Der Boss kann mich hoffentlich bald! Und du auch, dachte Jess bei sich. Laut erwiderte sie: „Naja, ich hab sie doch zusammengefasst …“

„Ich bin neugierig, was er sagen wird“, entgegnete Linda schnippisch und rauschte davon.

Blöde Kuh! Mit einem tiefen Seufzen schloss Jess die Augen, dann trat sie vor den Spiegel und zupfte die widerspenstige Strähne zurecht, sodass sie sich sanft um ihr Ohr schmiegte. Dagegen konnte doch wirklich nichts gesagt werden?

Rasch zog sie einen farblosen Lipgloss aus der Tasche, um ihre Lippen wenigstens ein wenig zu betonen. Gegen die schwarze Mascara, die ihre grünen Augen erstrahlen ließ, hatte ihr Chef zum Glück nichts einzuwenden. Andernfalls sollte er lieber Nonnen einstellen, dachte Jess amüsiert.

Als sie den Waschraum verließ, kam Monsieur Bertolli ihr entgegen. „Jess, Linda, vite, vite! Die Mittagstische sind noch nicht abgeräumt!“

Zum Glück war er so mit diesem unmittelbaren Problem beschäftigt, dass er keinen Blick an Jess‘ Haare verschwendete. Monsieur Bertolli stand – ganz der umtriebige Gastronom – ständig unter Strom. Da sein Café ein gern besuchter Treffpunkt am Hafen war, gab es für ihn kaum Zeit zur Erholung. „Vite, vite – schnell, schnell!“, war der französische Lieblingsausdruck des gebürtigen Italieners.

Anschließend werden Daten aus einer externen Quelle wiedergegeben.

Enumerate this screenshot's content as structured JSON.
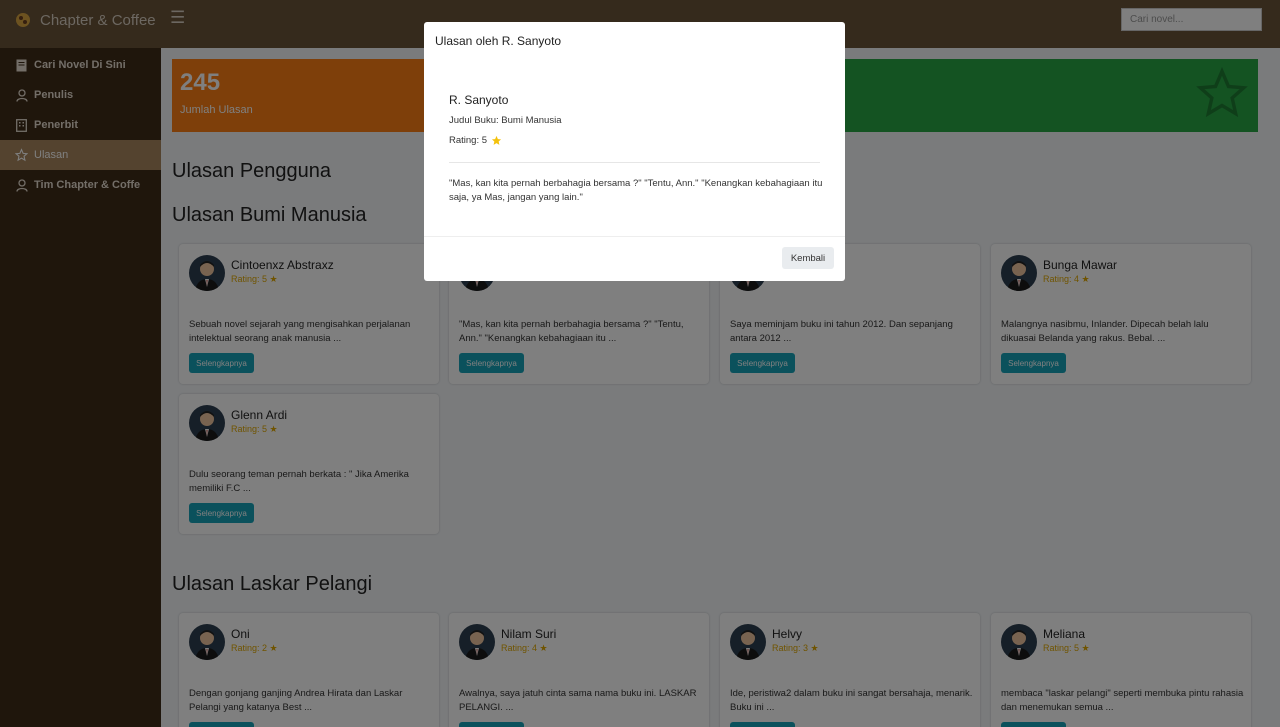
{
  "app": {
    "name": "Chapter & Coffee",
    "search_placeholder": "Cari novel..."
  },
  "sidebar": {
    "items": [
      {
        "label": "Cari Novel Di Sini",
        "icon": "book-icon"
      },
      {
        "label": "Penulis",
        "icon": "user-icon"
      },
      {
        "label": "Penerbit",
        "icon": "building-icon"
      },
      {
        "label": "Ulasan",
        "icon": "star-icon",
        "active": true
      },
      {
        "label": "Tim Chapter & Coffe",
        "icon": "user-icon"
      }
    ]
  },
  "stats": [
    {
      "value": "245",
      "label": "Jumlah Ulasan",
      "color": "#fd7e14"
    },
    {
      "value": "",
      "label": "",
      "color": "#28a745",
      "icon": "star-outline-icon"
    }
  ],
  "headings": {
    "main": "Ulasan Pengguna",
    "section1": "Ulasan Bumi Manusia",
    "section2": "Ulasan Laskar Pelangi"
  },
  "cards_bumi": [
    {
      "name": "Cintoenxz Abstraxz",
      "rating": "Rating: 5",
      "text": "Sebuah novel sejarah yang mengisahkan perjalanan intelektual seorang anak manusia ...",
      "button": "Selengkapnya"
    },
    {
      "name": "",
      "rating": "",
      "text": "\"Mas, kan kita pernah berbahagia bersama ?\" \"Tentu, Ann.\" \"Kenangkan kebahagiaan itu ...",
      "button": "Selengkapnya"
    },
    {
      "name": "",
      "rating": "",
      "text": "Saya meminjam buku ini tahun 2012. Dan sepanjang antara 2012 ...",
      "button": "Selengkapnya"
    },
    {
      "name": "Bunga Mawar",
      "rating": "Rating: 4",
      "text": "Malangnya nasibmu, Inlander. Dipecah belah lalu dikuasai Belanda yang rakus. Bebal. ...",
      "button": "Selengkapnya"
    },
    {
      "name": "Glenn Ardi",
      "rating": "Rating: 5",
      "text": "Dulu seorang teman pernah berkata : \" Jika Amerika memiliki F.C ...",
      "button": "Selengkapnya"
    }
  ],
  "cards_laskar": [
    {
      "name": "Oni",
      "rating": "Rating: 2",
      "text": "Dengan gonjang ganjing Andrea Hirata dan Laskar Pelangi yang katanya Best ..."
    },
    {
      "name": "Nilam Suri",
      "rating": "Rating: 4",
      "text": "Awalnya, saya jatuh cinta sama nama buku ini. LASKAR PELANGI. ..."
    },
    {
      "name": "Helvy",
      "rating": "Rating: 3",
      "text": "Ide, peristiwa2 dalam buku ini sangat bersahaja, menarik. Buku ini ..."
    },
    {
      "name": "Meliana",
      "rating": "Rating: 5",
      "text": "membaca \"laskar pelangi\" seperti membuka pintu rahasia dan menemukan semua ..."
    }
  ],
  "modal": {
    "title": "Ulasan oleh R. Sanyoto",
    "name": "R. Sanyoto",
    "book": "Judul Buku: Bumi Manusia",
    "rating": "Rating: 5",
    "quote": "\"Mas, kan kita pernah berbahagia bersama ?\" \"Tentu, Ann.\" \"Kenangkan kebahagiaan itu saja, ya Mas, jangan yang lain.\"",
    "close_button": "Kembali"
  }
}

Jess eilte auf die Terrasse. Eigentlich wäre es Aufgabe der Mittagsschicht gewesen, die Tische abzuräumen, aber da sie nicht unnötig Aufmerksamkeit auf sich lenken wollte, hielt sie lieber den Mund.

In der Geldtasche, die sie zum Kassieren umgebunden trug, fiepte ihr Handy. Eine neue Nachricht. Nachdem sie die mit schmutzigem Geschirr beladenen Tabletts in die Küche balanciert hatte, warf Jess einen raschen Blick aufs Display. Es war eine Snapchat-Nachricht von Alex, aus ihrer „Millionär gesucht“-Gruppe.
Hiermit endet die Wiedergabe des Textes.